I rarely find an editorial in any paper with which I am in complete agreement. However, today's editorial in the San Francisco Chronicle, "Bumper crop of big spending", is one where I have absolutely no disagreement.
This follows a series of well-researched, well-written articles by Carolyn Lochhead in the same paper.
House Speaker Nancy Pelosi's staff sees the bill as the best possible bargain that could be won. They argue that Pelosi pushed for spending reforms, but southern Democrats prevailed. Now critics should be happy with the increases in food stamps and fruit and nut subsidies Pelosi supported - as the best deal that can be won in a political world. The Environmental Working Group and other reform-minded organizations have argued that it actually would be good politics for Pelosi and Senate Majority Leader Harry Reid to cut off Big Farm's spigot. But Pelosi and Reid are smart politicians. If spending less were good politics, the farm bill would not be a pork sandwich.It is interesting that the target here seems to be Pelosi's two-faced lack of courage. How many things will she bargain away in order to get "the best possible bargain"?
The $286 billion farm bill is good politics only because the millions of taxpayers who are paying the bill are not pushing as hard as the relatively few people who benefit. (emphasis mine)

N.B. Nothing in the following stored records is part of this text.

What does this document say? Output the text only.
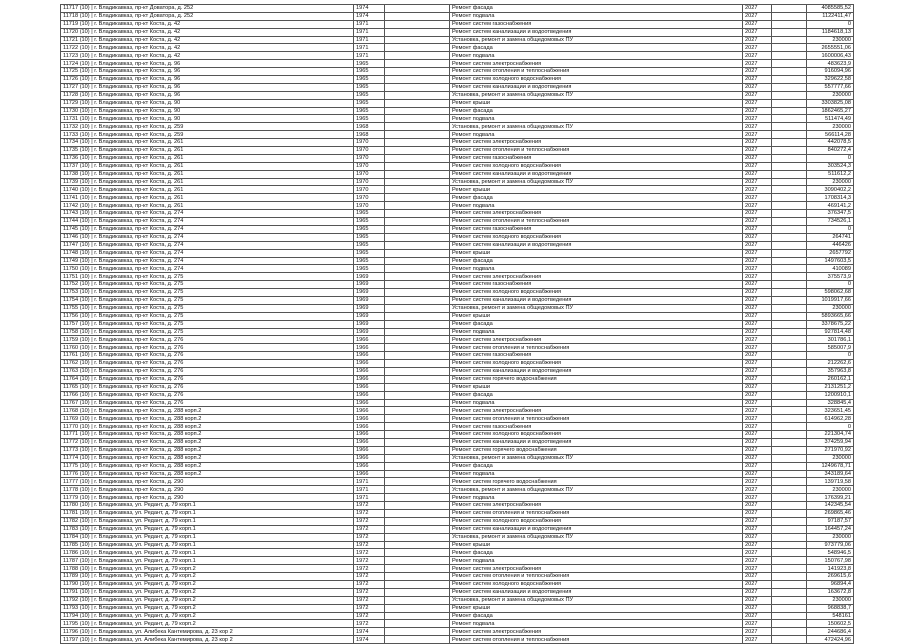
11717 (10) | г. Владикавказ, пр-кт Доватора, д. 252	1974		Ремонт фасада	2027		4085585,52
11718 (10) | г. Владикавказ, пр-кт Доватора, д. 252	1974		Ремонт подвала	2027		1122411,47
11719 (10) | г. Владикавказ, пр-кт Коста, д. 42	1971		Ремонт систем газоснабжения	2027		0
11720 (10) | г. Владикавказ, пр-кт Коста, д. 42	1971		Ремонт систем канализации и водоотведения	2027		1184618,13
11721 (10) | г. Владикавказ, пр-кт Коста, д. 42	1971		Установка, ремонт и замена общедомовых ПУ	2027		230000
11722 (10) | г. Владикавказ, пр-кт Коста, д. 42	1971		Ремонт фасада	2027		2655551,06
11723 (10) | г. Владикавказ, пр-кт Коста, д. 42	1971		Ремонт подвала	2027		1600006,43
11724 (10) | г. Владикавказ, пр-кт Коста, д. 96	1965		Ремонт систем электроснабжения	2027		483623,9
11725 (10) | г. Владикавказ, пр-кт Коста, д. 96	1965		Ремонт систем отопления и теплоснабжения	2027		916094,96
11726 (10) | г. Владикавказ, пр-кт Коста, д. 96	1965		Ремонт систем холодного водоснабжения	2027		329622,58
11727 (10) | г. Владикавказ, пр-кт Коста, д. 96	1965		Ремонт систем канализации и водоотведения	2027		557777,66
11728 (10) | г. Владикавказ, пр-кт Коста, д. 96	1965		Установка, ремонт и замена общедомовых ПУ	2027		230000
11729 (10) | г. Владикавказ, пр-кт Коста, д. 90	1965		Ремонт крыши	2027		3303825,08
11730 (10) | г. Владикавказ, пр-кт Коста, д. 90	1965		Ремонт фасада	2027		1862465,27
11731 (10) | г. Владикавказ, пр-кт Коста, д. 90	1965		Ремонт подвала	2027		511474,49
11732 (10) | г. Владикавказ, пр-кт Коста, д. 259	1968		Установка, ремонт и замена общедомовых ПУ	2027		230000
11733 (10) | г. Владикавказ, пр-кт Коста, д. 259	1968		Ремонт подвала	2027		566114,28
11734 (10) | г. Владикавказ, пр-кт Коста, д. 261	1970		Ремонт систем электроснабжения	2027		442078,5
11735 (10) | г. Владикавказ, пр-кт Коста, д. 261	1970		Ремонт систем отопления и теплоснабжения	2027		840272,4
11736 (10) | г. Владикавказ, пр-кт Коста, д. 261	1970		Ремонт систем газоснабжения	2027		0
11737 (10) | г. Владикавказ, пр-кт Коста, д. 261	1970		Ремонт систем холодного водоснабжения	2027		303524,3
11738 (10) | г. Владикавказ, пр-кт Коста, д. 261	1970		Ремонт систем канализации и водоотведения	2027		511612,2
11739 (10) | г. Владикавказ, пр-кт Коста, д. 261	1970		Установка, ремонт и замена общедомовых ПУ	2027		230000
11740 (10) | г. Владикавказ, пр-кт Коста, д. 261	1970		Ремонт крыши	2027		3090402,2
11741 (10) | г. Владикавказ, пр-кт Коста, д. 261	1970		Ремонт фасада	2027		1708314,3
11742 (10) | г. Владикавказ, пр-кт Коста, д. 261	1970		Ремонт подвала	2027		469141,2
11743 (10) | г. Владикавказ, пр-кт Коста, д. 274	1965		Ремонт систем электроснабжения	2027		376347,5
11744 (10) | г. Владикавказ, пр-кт Коста, д. 274	1965		Ремонт систем отопления и теплоснабжения	2027		734526,1
11745 (10) | г. Владикавказ, пр-кт Коста, д. 274	1965		Ремонт систем газоснабжения	2027		0
11746 (10) | г. Владикавказ, пр-кт Коста, д. 274	1965		Ремонт систем холодного водоснабжения	2027		264741
11747 (10) | г. Владикавказ, пр-кт Коста, д. 274	1965		Ремонт систем канализации и водоотведения	2027		446426
11748 (10) | г. Владикавказ, пр-кт Коста, д. 274	1965		Ремонт крыши	2027		2657792
11749 (10) | г. Владикавказ, пр-кт Коста, д. 274	1965		Ремонт фасада	2027		1497603,5
11750 (10) | г. Владикавказ, пр-кт Коста, д. 274	1965		Ремонт подвала	2027		410089
11751 (10) | г. Владикавказ, пр-кт Коста, д. 275	1969		Ремонт систем электроснабжения	2027		375573,9
11752 (10) | г. Владикавказ, пр-кт Коста, д. 275	1969		Ремонт систем газоснабжения	2027		0
11753 (10) | г. Владикавказ, пр-кт Коста, д. 275	1969		Ремонт систем холодного водоснабжения	2027		598062,68
11754 (10) | г. Владикавказ, пр-кт Коста, д. 275	1969		Ремонт систем канализации и водоотведения	2027		1019917,66
11755 (10) | г. Владикавказ, пр-кт Коста, д. 275	1969		Установка, ремонт и замена общедомовых ПУ	2027		230000
11756 (10) | г. Владикавказ, пр-кт Коста, д. 275	1969		Ремонт крыши	2027		5893665,66
11757 (10) | г. Владикавказ, пр-кт Коста, д. 275	1969		Ремонт фасада	2027		3378675,22
11758 (10) | г. Владикавказ, пр-кт Коста, д. 275	1969		Ремонт подвала	2027		927814,48
11759 (10) | г. Владикавказ, пр-кт Коста, д. 276	1966		Ремонт систем электроснабжения	2027		301786,1
11760 (10) | г. Владикавказ, пр-кт Коста, д. 276	1966		Ремонт систем отопления и теплоснабжения	2027		585007,9
11761 (10) | г. Владикавказ, пр-кт Коста, д. 276	1966		Ремонт систем газоснабжения	2027		0
11762 (10) | г. Владикавказ, пр-кт Коста, д. 276	1966		Ремонт систем холодного водоснабжения	2027		212262,6
11763 (10) | г. Владикавказ, пр-кт Коста, д. 276	1966		Ремонт систем канализации и водоотведения	2027		357963,8
11764 (10) | г. Владикавказ, пр-кт Коста, д. 276	1966		Ремонт систем горячего водоснабжения	2027		260162,1
11765 (10) | г. Владикавказ, пр-кт Коста, д. 276	1966		Ремонт крыши	2027		2131251,2
11766 (10) | г. Владикавказ, пр-кт Коста, д. 276	1966		Ремонт фасада	2027		1200910,1
11767 (10) | г. Владикавказ, пр-кт Коста, д. 276	1966		Ремонт подвала	2027		328845,4
11768 (10) | г. Владикавказ, пр-кт Коста, д. 288 корп.2	1966		Ремонт систем электроснабжения	2027		323651,45
11769 (10) | г. Владикавказ, пр-кт Коста, д. 288 корп.2	1966		Ремонт систем отопления и теплоснабжения	2027		614962,28
11770 (10) | г. Владикавказ, пр-кт Коста, д. 288 корп.2	1966		Ремонт систем газоснабжения	2027		0
11771 (10) | г. Владикавказ, пр-кт Коста, д. 288 корп.2	1966		Ремонт систем холодного водоснабжения	2027		221304,74
11772 (10) | г. Владикавказ, пр-кт Коста, д. 288 корп.2	1966		Ремонт систем канализации и водоотведения	2027		374259,94
11773 (10) | г. Владикавказ, пр-кт Коста, д. 288 корп.2	1966		Ремонт систем горячего водоснабжения	2027		271970,92
11774 (10) | г. Владикавказ, пр-кт Коста, д. 288 корп.2	1966		Установка, ремонт и замена общедомовых ПУ	2027		230000
11775 (10) | г. Владикавказ, пр-кт Коста, д. 288 корп.2	1966		Ремонт фасада	2027		1249678,71
11776 (10) | г. Владикавказ, пр-кт Коста, д. 288 корп.2	1966		Ремонт подвала	2027		343189,64
11777 (10) | г. Владикавказ, пр-кт Коста, д. 290	1971		Ремонт систем горячего водоснабжения	2027		139719,58
11778 (10) | г. Владикавказ, пр-кт Коста, д. 290	1971		Установка, ремонт и замена общедомовых ПУ	2027		230000
11779 (10) | г. Владикавказ, пр-кт Коста, д. 290	1971		Ремонт подвала	2027		176399,21
11780 (10) | г. Владикавказ, ул. Редант, д. 79 корп.1	1972		Ремонт систем электроснабжения	2027		142345,54
11781 (10) | г. Владикавказ, ул. Редант, д. 79 корп.1	1972		Ремонт систем отопления и теплоснабжения	2027		269865,46
11782 (10) | г. Владикавказ, ул. Редант, д. 79 корп.1	1972		Ремонт систем холодного водоснабжения	2027		97187,57
11783 (10) | г. Владикавказ, ул. Редант, д. 79 корп.1	1972		Ремонт систем канализации и водоотведения	2027		164457,24
11784 (10) | г. Владикавказ, ул. Редант, д. 79 корп.1	1972		Установка, ремонт и замена общедомовых ПУ	2027		230000
11785 (10) | г. Владикавказ, ул. Редант, д. 79 корп.1	1972		Ремонт крыши	2027		973779,06
11786 (10) | г. Владикавказ, ул. Редант, д. 79 корп.1	1972		Ремонт фасада	2027		548946,5
11787 (10) | г. Владикавказ, ул. Редант, д. 79 корп.1	1972		Ремонт подвала	2027		150767,98
11788 (10) | г. Владикавказ, ул. Редант, д. 79 корп.2	1972		Ремонт систем электроснабжения	2027		141923,8
11789 (10) | г. Владикавказ, ул. Редант, д. 79 корп.2	1972		Ремонт систем отопления и теплоснабжения	2027		269615,6
11790 (10) | г. Владикавказ, ул. Редант, д. 79 корп.2	1972		Ремонт систем холодного водоснабжения	2027		96894,4
11791 (10) | г. Владикавказ, ул. Редант, д. 79 корп.2	1972		Ремонт систем канализации и водоотведения	2027		163672,8
11792 (10) | г. Владикавказ, ул. Редант, д. 79 корп.2	1972		Установка, ремонт и замена общедомовых ПУ	2027		230000
11793 (10) | г. Владикавказ, ул. Редант, д. 79 корп.2	1972		Ремонт крыши	2027		968838,7
11794 (10) | г. Владикавказ, ул. Редант, д. 79 корп.2	1972		Ремонт фасада	2027		548161
11795 (10) | г. Владикавказ, ул. Редант, д. 79 корп.2	1972		Ремонт подвала	2027		150602,5
11796 (10) | г. Владикавказ, ул. Алибека Кантемирова, д. 23 кор 2	1974		Ремонт систем электроснабжения	2027		244686,4
11797 (10) | г. Владикавказ, ул. Алибека Кантемирова, д. 23 кор 2	1974		Ремонт систем отопления и теплоснабжения	2027		472424,96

I wonder just how many people in San Francisco will break with Pelosi in the coming election? If people actually read the Chronicle that number might be growing.
What should Greens be doing? At the very minimum we should be speaking out, in our forums, through our candidates, directly to our legislators, that enough is enough and we need to stop subsidizing big agriculture just like we need to stop subsidizing big oil. It is all the same game of power.